Los sistemas multi-agente les va peor. Un estudio de UC Berkeley (MAST), publicado el 17 de marzo de 2025, documentó tasas de falla de hasta 86.7% en siete frameworks cuando los agentes topaban con casos borde de coordinación: sub-objetivos conflictivos, delegación ambigua, condiciones de carrera en estado compartido. Agent Simulation de Google ejecuta escenarios de un solo agente con inputs guionados. Las fallas de coordinación que MAST catalogó — donde la acción correcta del Agente A crea un estado inválido para el Agente B — no aparecen cuando testeas agentes solos. Las herramientas de Google atraparían un agente que falla en su tarea. No atraparían un agente que completa su tarea y destruye el estado de un agente vecino en el proceso.
Lo más cercano a red-teaming conductual — testing adversarial que deliberadamente hace que un agente se comporte mal — es el AI Red Teaming Agent de Microsoft, lanzado en preview el 5 de marzo de 2026. Prueba acciones prohibidas, filtración de datos e inyección de prompts. Incluso la propia documentación de Microsoft admite que es single-turn, solo inglés, y no determinístico. El testing conductual es más difícil que el testing funcional — el espacio de fallas es combinatorio, y cada posible combinación de inputs, permisos y ambigüedades crea un escenario que nadie pre-guionó.
¿Entonces por qué Google no fue más lejos? Cuando la IA genera el 75% de tu propio código, red-teaming conductual como gate de deploy por defecto frenaría tu propio pipeline. Cada agente que Google despliega internamente tendría que pasar la misma barra. Google construyó herramientas de testing calibradas para no frenar a Google. El alcance solo-funcional no es una limitación de ingeniería. Es una decisión de negocio disfrazada de bata de laboratorio.

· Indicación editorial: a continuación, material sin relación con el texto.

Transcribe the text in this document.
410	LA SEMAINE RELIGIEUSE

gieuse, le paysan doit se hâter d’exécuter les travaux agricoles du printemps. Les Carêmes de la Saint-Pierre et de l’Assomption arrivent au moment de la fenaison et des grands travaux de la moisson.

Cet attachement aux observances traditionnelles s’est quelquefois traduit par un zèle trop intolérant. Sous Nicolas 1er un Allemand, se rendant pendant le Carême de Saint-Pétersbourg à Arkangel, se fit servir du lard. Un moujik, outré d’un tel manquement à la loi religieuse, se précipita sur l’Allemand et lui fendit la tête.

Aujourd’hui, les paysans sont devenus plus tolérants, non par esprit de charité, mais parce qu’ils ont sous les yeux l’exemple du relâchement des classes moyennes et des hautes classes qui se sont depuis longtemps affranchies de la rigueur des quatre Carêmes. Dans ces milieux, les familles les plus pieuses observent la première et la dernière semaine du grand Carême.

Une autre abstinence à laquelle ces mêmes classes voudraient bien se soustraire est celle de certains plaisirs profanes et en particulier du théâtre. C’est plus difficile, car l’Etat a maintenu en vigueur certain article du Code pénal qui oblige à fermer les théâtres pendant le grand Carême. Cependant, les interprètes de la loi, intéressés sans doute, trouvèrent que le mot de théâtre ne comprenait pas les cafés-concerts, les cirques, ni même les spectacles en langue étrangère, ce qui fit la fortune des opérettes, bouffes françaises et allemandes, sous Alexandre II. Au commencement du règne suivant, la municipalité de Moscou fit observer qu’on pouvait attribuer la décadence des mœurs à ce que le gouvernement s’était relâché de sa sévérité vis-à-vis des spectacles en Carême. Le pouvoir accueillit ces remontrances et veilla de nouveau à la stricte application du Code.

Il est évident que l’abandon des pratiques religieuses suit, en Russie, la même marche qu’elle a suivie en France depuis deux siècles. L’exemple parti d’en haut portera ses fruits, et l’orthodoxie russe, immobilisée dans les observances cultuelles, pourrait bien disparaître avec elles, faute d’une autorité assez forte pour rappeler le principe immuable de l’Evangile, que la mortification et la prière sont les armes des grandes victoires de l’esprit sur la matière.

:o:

El testing funcional no es terreno nuevo — si has seguido la cobertura de Cloud Next, ya viste las herramientas. La cuestión legal es lo nuevo aquí. La suite de evaluación de Google se convertirá en el estándar de facto para "testeamos nuestro agente antes de deployearlo". Cuando un agente autónomo cause un incidente de producción que el testing con scripts no habría atrapado — y va a pasar — la pregunta legal será si aprobar la evaluación de Google constituyó "diligencia razonable". Google está construyendo ese precedente legal ahora mismo. Y la respuesta probablemente será sí — porque no existe una alternativa ampliamente adoptada para argumentar lo contrario.
Tu jugada es poco glamorosa: documenta lo que las herramientas de Google no cubren. Escribe los casos borde conductuales — escalación de permisos, instrucciones conflictivas, alcance ambiguo — que tu agente va a encontrar y que ninguna carga de trabajo sintética simula. Cuando tu equipo legal pregunte "¿hicimos todo lo razonable?", una palomita verde de Agent Evaluation no va a alcanzar. Google lanzó el detector de humo. Tu edificio todavía necesita un código contra incendios, y ahora mismo lo estás escribiendo tú solo.